カズヤの魔力が最後に贈ってくれた、仲間たちの意志。
それを胸に、少年は全体重を刃にかける。
「はあああああああああああああああああああああああああッッ!!」
柄が激しく軋むほどの力で握り込み、押し付ける。
光に相反する闇の魔力が、侵入を拒んでくる。今にも得物が手の中から弾け飛んでしまいそうな、圧倒的な反発力。
決して死ぬまいと生を渇望する『アスタロト』の抵抗に、カナタは慈悲を下さなかった。
ここで敵を殺さなければ生き残れないから。
確かに『アスタロト』にも【異形】として生きていく未来があっただろう。
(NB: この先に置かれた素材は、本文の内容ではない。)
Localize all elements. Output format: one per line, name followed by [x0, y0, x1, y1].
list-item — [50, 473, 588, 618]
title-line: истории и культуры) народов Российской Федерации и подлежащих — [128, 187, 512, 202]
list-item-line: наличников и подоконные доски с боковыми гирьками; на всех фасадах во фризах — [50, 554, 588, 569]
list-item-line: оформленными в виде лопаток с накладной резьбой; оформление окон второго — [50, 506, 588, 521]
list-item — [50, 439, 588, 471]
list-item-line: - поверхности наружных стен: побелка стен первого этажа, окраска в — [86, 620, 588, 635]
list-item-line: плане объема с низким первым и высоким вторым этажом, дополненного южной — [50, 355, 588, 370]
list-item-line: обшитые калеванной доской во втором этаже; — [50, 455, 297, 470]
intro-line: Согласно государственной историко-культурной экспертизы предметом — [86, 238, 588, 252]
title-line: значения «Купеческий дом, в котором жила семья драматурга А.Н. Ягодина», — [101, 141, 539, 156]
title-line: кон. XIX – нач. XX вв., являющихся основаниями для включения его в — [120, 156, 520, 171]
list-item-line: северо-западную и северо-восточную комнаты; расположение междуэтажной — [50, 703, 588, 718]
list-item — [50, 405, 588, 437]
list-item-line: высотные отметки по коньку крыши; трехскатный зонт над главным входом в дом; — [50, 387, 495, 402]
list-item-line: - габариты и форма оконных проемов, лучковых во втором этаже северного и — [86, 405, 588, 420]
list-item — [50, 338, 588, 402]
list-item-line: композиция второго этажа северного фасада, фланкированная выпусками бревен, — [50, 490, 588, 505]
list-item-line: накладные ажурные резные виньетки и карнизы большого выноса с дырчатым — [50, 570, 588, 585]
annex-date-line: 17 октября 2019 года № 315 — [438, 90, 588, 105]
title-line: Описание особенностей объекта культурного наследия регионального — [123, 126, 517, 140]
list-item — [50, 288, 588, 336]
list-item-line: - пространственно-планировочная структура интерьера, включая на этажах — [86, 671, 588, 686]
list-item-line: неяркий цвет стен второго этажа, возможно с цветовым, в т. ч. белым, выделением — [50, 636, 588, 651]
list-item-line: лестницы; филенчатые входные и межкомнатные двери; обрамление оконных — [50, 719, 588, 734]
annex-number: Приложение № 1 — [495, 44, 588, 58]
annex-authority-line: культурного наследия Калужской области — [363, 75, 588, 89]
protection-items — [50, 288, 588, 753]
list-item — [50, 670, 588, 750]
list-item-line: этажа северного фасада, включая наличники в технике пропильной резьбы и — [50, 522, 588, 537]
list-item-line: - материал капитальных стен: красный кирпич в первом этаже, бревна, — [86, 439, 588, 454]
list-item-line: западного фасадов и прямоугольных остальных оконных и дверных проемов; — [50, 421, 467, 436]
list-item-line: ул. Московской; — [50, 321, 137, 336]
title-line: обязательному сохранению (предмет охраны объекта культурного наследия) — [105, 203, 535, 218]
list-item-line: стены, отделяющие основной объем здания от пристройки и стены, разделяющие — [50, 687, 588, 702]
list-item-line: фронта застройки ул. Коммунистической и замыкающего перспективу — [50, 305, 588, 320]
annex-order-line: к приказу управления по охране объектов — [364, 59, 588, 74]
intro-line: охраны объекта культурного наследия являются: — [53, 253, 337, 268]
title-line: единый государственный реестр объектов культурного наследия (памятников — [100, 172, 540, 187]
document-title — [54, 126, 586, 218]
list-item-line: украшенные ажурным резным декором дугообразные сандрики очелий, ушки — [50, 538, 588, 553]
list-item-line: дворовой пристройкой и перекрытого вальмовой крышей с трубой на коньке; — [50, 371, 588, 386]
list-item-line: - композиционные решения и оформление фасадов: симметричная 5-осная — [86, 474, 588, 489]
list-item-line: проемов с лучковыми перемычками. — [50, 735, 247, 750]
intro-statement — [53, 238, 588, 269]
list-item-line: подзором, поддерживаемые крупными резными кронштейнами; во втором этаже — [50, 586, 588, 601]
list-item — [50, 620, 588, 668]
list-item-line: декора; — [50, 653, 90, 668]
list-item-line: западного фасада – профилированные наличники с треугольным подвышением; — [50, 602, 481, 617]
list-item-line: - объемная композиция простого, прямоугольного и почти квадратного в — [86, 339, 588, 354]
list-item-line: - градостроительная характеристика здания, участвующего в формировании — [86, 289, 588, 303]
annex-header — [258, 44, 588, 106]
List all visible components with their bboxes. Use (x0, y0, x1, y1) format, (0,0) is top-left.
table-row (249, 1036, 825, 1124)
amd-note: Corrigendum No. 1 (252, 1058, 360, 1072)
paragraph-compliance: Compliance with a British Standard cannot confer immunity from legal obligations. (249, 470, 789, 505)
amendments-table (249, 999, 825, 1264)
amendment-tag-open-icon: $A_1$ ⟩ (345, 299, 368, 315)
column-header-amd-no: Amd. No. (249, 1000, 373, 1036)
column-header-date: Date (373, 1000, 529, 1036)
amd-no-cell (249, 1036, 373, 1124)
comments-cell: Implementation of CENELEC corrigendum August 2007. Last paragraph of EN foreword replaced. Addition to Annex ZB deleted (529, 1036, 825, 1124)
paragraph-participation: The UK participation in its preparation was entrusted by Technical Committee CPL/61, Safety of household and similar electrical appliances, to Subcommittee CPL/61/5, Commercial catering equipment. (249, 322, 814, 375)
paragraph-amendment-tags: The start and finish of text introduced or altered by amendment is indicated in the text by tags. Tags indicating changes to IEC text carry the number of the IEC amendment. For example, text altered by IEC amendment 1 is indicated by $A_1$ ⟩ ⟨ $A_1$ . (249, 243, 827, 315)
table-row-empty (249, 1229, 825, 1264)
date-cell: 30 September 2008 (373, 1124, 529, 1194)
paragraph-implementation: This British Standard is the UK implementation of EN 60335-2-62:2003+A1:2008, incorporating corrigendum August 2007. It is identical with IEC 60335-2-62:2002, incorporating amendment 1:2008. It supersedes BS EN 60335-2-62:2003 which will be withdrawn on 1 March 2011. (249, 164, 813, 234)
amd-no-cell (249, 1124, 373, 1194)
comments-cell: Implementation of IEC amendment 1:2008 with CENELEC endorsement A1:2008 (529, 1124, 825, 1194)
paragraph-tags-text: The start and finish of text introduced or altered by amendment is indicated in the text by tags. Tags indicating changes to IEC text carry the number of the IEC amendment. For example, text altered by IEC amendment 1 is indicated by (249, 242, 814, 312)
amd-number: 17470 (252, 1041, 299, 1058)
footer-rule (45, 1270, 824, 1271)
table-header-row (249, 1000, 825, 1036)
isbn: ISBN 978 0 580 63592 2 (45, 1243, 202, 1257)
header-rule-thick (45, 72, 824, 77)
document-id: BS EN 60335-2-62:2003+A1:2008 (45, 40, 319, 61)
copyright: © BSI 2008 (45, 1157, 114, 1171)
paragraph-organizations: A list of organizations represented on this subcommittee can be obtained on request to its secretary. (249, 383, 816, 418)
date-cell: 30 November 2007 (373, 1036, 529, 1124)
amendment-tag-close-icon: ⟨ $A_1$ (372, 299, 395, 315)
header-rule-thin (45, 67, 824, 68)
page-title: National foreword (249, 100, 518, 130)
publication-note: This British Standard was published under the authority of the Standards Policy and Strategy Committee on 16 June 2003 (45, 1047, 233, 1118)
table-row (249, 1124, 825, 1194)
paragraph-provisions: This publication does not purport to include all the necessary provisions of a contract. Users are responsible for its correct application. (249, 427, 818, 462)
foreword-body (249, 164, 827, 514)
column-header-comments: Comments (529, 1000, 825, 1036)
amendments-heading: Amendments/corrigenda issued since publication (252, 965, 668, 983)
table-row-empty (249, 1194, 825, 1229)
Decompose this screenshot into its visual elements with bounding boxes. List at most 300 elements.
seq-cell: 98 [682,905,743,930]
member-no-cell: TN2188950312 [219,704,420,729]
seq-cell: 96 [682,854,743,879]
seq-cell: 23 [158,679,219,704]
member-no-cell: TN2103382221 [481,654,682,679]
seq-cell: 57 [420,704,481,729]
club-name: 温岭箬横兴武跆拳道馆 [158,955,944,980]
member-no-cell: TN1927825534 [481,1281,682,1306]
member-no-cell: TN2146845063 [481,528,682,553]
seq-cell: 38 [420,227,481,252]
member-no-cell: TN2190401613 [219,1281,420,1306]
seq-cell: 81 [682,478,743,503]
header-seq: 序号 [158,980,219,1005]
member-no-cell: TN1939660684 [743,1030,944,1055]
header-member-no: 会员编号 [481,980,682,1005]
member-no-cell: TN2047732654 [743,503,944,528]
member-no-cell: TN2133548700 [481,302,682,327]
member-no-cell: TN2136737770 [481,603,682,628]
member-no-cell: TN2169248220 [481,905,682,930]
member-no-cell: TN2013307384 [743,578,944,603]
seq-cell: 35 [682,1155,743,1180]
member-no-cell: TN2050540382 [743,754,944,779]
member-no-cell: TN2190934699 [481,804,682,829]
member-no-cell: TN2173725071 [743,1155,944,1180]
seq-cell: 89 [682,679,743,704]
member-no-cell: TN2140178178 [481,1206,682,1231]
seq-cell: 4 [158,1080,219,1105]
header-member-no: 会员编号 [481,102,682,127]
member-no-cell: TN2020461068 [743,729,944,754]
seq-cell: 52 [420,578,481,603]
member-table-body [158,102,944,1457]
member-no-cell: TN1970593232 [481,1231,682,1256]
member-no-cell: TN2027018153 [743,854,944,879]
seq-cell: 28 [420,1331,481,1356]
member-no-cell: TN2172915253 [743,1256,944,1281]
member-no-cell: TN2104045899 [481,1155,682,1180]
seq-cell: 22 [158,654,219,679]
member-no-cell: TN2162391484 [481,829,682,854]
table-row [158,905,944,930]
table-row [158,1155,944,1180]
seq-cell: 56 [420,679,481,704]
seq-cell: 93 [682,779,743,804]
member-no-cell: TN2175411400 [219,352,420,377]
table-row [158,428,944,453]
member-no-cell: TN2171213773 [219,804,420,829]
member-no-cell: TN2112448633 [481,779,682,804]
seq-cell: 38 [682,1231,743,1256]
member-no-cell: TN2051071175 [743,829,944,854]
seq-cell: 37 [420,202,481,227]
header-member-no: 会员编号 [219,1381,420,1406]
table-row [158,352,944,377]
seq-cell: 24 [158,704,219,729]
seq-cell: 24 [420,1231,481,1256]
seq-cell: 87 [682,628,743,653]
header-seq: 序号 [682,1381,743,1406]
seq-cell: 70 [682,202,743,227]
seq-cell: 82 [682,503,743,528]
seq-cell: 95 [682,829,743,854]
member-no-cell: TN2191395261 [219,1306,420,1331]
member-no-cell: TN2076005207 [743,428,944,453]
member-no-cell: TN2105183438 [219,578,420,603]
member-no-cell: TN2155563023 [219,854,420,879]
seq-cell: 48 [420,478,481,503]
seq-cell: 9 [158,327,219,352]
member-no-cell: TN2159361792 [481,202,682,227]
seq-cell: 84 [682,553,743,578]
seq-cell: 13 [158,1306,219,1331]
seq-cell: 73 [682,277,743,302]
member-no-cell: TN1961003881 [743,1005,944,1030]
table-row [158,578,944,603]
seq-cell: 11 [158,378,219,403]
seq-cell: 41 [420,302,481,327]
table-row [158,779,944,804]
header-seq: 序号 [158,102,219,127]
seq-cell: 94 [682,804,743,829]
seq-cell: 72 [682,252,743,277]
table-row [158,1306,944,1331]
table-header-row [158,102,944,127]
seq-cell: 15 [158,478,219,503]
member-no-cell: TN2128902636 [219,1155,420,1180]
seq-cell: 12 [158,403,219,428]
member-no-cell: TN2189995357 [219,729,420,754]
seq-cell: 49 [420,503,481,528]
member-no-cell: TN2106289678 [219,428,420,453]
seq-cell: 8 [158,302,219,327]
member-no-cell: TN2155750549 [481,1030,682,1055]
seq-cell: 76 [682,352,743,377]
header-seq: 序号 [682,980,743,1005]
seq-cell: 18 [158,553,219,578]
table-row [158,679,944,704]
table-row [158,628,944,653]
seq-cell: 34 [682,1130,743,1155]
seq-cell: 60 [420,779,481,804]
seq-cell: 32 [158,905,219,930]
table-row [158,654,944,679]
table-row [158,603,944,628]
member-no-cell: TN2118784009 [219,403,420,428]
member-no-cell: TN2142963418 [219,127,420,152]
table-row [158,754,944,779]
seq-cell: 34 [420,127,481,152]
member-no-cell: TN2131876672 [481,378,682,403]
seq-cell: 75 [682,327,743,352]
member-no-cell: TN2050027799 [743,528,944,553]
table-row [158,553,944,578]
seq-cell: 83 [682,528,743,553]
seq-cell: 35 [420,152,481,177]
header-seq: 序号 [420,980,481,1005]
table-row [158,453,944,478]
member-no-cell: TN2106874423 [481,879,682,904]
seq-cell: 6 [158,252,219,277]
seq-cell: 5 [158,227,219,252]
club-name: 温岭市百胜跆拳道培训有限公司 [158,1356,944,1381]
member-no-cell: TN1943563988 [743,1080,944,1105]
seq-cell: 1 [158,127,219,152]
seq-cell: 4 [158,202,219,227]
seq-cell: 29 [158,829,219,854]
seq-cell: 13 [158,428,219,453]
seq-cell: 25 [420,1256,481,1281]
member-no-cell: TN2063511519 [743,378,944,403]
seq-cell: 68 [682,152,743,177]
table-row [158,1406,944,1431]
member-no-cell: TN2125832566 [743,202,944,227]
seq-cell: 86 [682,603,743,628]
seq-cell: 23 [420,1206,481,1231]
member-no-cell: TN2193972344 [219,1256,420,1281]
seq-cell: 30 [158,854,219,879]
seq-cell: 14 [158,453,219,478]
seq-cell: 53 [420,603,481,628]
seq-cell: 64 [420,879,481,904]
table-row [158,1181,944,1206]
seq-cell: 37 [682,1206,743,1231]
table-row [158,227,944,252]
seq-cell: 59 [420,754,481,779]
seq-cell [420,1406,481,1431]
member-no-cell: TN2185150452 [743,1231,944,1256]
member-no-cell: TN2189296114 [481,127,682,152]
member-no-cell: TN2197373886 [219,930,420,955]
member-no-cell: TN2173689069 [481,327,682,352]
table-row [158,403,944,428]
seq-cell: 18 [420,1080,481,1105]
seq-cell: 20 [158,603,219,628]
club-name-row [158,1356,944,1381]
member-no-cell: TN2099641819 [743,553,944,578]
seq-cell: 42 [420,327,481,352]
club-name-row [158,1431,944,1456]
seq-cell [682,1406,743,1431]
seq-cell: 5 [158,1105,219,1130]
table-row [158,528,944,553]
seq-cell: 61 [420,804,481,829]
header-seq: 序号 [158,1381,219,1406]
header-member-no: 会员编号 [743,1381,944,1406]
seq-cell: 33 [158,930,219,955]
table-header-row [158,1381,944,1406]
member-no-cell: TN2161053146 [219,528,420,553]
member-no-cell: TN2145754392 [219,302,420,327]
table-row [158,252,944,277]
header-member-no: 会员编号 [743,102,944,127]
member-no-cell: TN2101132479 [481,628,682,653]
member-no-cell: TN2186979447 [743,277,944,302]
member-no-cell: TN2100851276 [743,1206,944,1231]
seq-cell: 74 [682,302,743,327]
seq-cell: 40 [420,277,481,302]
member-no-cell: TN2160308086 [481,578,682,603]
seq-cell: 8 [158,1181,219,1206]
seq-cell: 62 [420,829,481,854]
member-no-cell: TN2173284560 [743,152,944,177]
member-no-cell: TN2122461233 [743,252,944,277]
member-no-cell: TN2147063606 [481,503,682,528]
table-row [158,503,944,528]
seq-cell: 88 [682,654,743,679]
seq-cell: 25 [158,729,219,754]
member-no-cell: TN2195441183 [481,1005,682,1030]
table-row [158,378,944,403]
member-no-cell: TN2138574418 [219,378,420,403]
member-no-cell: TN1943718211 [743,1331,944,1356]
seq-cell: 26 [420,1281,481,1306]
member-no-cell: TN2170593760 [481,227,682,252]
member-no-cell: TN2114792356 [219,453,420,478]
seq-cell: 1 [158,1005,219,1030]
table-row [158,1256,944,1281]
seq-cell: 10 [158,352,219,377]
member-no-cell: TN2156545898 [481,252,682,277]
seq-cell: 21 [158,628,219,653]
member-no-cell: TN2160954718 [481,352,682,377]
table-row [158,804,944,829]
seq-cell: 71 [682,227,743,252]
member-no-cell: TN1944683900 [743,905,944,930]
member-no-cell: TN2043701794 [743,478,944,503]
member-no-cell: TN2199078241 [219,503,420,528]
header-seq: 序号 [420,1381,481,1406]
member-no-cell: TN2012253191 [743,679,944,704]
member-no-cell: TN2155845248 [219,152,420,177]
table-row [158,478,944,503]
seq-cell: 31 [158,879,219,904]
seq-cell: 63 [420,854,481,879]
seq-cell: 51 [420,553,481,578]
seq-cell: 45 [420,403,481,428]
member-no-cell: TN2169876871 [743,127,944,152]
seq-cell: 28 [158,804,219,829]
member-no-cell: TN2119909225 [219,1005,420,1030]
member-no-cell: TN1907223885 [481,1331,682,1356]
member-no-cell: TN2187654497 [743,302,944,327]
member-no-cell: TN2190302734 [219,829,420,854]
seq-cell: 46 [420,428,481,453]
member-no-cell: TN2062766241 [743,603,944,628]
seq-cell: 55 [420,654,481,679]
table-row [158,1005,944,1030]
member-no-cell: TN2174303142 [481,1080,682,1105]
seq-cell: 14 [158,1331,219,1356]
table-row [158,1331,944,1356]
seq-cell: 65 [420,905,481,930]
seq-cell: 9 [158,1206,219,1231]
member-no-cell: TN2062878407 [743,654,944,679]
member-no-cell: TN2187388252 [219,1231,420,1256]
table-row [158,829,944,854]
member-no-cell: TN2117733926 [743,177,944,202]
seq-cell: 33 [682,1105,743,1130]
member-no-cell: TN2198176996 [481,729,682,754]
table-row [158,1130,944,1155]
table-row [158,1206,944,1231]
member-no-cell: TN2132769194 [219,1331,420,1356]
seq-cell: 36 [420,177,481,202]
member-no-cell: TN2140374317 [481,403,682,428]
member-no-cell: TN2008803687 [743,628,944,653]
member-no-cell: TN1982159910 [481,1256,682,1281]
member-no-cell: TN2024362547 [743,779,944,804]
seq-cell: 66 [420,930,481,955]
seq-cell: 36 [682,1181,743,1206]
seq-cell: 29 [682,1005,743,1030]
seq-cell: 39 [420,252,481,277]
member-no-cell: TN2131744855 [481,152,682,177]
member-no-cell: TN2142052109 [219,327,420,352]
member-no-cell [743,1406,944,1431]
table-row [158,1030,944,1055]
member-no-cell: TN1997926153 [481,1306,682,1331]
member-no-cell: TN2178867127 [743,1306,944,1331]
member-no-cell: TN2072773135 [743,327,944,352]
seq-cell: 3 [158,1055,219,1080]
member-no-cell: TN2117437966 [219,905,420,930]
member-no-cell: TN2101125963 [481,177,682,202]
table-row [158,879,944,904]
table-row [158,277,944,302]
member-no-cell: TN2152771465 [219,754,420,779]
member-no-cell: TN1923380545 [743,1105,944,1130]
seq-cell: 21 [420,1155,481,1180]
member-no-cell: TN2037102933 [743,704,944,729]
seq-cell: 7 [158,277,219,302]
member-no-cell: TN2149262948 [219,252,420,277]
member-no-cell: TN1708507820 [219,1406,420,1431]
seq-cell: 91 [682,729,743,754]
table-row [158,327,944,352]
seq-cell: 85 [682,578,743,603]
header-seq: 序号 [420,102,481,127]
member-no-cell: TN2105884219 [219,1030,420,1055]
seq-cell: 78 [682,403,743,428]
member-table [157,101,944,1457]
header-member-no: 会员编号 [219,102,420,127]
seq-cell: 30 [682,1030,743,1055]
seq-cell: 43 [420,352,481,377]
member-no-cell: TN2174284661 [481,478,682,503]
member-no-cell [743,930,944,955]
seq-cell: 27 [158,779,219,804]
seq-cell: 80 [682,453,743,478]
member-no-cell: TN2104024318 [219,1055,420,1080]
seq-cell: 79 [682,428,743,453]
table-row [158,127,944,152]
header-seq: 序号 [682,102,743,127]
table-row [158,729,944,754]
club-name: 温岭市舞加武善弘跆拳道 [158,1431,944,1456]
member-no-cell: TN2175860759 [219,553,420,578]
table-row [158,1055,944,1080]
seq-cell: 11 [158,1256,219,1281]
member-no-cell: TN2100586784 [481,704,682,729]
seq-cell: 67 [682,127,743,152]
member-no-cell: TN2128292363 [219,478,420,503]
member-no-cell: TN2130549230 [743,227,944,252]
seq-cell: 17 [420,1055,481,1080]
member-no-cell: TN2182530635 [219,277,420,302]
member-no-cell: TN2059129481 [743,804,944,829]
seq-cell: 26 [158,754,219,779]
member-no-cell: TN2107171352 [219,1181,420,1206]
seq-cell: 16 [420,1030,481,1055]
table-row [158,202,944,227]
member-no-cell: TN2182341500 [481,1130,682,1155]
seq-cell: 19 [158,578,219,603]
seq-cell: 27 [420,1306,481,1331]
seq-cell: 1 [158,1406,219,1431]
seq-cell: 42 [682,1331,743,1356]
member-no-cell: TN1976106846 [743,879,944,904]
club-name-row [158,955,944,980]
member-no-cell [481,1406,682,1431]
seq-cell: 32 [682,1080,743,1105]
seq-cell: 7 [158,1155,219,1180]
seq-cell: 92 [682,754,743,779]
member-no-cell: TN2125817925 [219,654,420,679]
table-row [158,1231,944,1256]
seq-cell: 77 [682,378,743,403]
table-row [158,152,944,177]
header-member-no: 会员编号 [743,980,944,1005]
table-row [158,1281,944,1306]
それを奪うのは罪だとカナタは思う。それでも、彼はその罪を背負ってでも仲間たちを生かすために、『アスタロト』を犠牲にする。そして彼女らの首魁である『プルソン』へと辿り着くのだ。
「ゆっ許せとは言わないよ――」
赤い涙が少年の頬を伝う。
上半身を捩って【ラファエル】を睨み据えた『アスタロト』は何かを感じ取ったのか、瞳を見開き、鋭く息を吸い込んだ。
直後、防壁に亀裂が走り始める。
刃から解き放たれる純白の光が漆黒の壁を呑み込み、溶かしていく。
『――――』
もはや間に合わぬと察したのか、『アスタロト』はそれを受け入れたように無言を貫いたままだった。
灼熱が【異形】の青い肌を焼き、無情に消し炭へと変えていく。
振り下ろす光の切っ先はそのまま邪竜の首元、急所の項へと至り、止めの一撃を見舞った。
『オオオオオオオオオオオオオオオオオオッッ!!?』
断末魔の絶叫が轟きわたり、文字通り大地を震撼させた。
全ての力を使い果たした少年は機体の中で目を閉じて、重力に身を委ねる。
勝った。これで終わった。少なくとも『アスタロト』との戦いは。
魔力欠乏によって血涙が流れ、視界が霞むなか、少年は沈むように眠りに落ちていった。